Pousaz and Ek have a combined fortune of about $10.4 billion, while Storonsky, Revolut’s co-founder and CEO, is worth roughly $4 billion, according to the Bloomberg Billionaires Index.

Storonsky got his start in finance trading equity derivatives at Lehman Brothers in 2006 before moving to a similar role at Credit Suisse in early 2008, according to his LinkedIn profile. He worked at the Swiss firm for more than five years before leaving to start Revolut after growing frustrated with banking.

“I’d already reached the maximum,” he previously told Bloomberg. “It became very boring.”

Revolut disclosed its 2023 results this week, showing that revenue almost doubled to $2.2 billion. A timely release of its audited financial results could help the company win approval of a UK banking license, which has been long delayed, partly over Revolut’s accounting problems.

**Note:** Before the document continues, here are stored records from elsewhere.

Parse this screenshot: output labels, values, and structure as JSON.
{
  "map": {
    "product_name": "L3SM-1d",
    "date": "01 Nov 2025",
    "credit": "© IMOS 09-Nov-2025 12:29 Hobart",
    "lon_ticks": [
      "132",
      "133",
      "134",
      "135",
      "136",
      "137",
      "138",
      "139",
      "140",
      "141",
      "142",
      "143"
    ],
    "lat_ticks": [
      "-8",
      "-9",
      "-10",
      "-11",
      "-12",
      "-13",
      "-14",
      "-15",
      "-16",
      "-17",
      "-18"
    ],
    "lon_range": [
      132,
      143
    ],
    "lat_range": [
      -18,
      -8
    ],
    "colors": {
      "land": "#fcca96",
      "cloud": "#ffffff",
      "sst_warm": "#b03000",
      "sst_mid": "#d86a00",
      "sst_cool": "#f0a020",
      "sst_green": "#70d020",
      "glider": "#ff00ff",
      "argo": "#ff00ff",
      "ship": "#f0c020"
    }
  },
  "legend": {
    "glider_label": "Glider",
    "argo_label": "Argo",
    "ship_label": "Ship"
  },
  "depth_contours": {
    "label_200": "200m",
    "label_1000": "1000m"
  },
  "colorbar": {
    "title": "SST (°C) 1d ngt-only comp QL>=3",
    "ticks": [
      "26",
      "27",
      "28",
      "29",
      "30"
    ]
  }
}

Storonsky, who founded Revolut in 2015, allocated about $60 million to QuantumLight’s fund. In an emailed statement, he said his venture firm’s strategy allows it to make more precise decisions at a quicker pace than humans, and he expects those methods to play a greater role in the market for startup deals.

“These systematic strategies will command a meaningful share,” he said. “Like Revolut is challenging the traditional banks, QuantumLight has ambitions to take on giants.”